Las voces de las beneficiarias resuenan con urgencia, recordando que la verdadera protección infantil radica en la escucha genuina, no en videos editados para redes sociales. Teresa invita a "voltear" hacia la casa sellada, un recordatorio tangible de sueños interrumpidos. En un país donde la trata y el abuso son epidemias silenciadas, este caso obliga a interrogar el rol del DIF: ¿guardián o manipulador? Las niñas, con su coraje, exigen respuestas, no dulces condicionados.
Expertas en protección infantil, consultadas en reportajes previos de medios independientes, han señalado patrones similares en intervenciones del DIF, donde la imagen pública prima sobre el apoyo real. Investigaciones en curso, según documentos accesibles en archivos judiciales, podrían esclarecer las denuncias de trata, pero mientras tanto, las afectadas claman por justicia restaurativa.

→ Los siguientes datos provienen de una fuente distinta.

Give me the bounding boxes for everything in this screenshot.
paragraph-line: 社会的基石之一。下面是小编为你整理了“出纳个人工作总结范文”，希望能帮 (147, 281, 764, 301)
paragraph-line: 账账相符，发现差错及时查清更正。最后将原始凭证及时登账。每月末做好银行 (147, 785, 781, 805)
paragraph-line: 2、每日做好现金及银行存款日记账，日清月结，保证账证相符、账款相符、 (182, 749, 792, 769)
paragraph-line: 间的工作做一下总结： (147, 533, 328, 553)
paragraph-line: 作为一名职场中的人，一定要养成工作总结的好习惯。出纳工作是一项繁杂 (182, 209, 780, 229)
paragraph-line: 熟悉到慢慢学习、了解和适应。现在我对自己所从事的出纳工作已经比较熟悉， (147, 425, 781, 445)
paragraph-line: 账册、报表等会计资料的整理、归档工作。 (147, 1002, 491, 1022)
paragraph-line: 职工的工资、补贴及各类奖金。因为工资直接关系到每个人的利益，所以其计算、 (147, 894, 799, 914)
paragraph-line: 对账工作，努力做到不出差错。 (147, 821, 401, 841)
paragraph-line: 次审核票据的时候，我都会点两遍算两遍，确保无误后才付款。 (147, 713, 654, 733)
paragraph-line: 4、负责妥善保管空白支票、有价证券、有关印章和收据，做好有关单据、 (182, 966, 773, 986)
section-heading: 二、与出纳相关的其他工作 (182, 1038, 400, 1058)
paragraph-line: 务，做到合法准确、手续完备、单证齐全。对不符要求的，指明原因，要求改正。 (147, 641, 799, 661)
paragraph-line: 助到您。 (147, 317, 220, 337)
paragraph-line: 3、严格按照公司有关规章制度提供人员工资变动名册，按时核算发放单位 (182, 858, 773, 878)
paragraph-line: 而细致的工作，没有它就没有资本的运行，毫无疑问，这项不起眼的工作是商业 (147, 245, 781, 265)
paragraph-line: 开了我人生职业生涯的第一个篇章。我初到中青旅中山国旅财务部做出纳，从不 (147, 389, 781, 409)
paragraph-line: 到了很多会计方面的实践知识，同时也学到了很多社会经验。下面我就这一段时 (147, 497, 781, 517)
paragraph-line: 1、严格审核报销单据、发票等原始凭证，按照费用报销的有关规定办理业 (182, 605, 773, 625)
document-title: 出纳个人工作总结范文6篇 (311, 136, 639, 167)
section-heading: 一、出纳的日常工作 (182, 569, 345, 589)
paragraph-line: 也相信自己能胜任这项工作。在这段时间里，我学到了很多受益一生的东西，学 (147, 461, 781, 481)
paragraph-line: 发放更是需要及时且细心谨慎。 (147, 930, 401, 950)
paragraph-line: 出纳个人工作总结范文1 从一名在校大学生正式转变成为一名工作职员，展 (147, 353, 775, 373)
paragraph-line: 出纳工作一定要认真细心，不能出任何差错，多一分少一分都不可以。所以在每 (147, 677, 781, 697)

Entrevistadas anónimas de organizaciones no gubernamentales, enfocadas en derechos de la niñez, han corroborado la vulnerabilidad de traslados abruptos como este, basándose en casos documentados en informes anuales del sector. La conferencia de prensa, cubierta por observadores locales, subraya la necesidad de transparencia en el manejo de estos expedientes.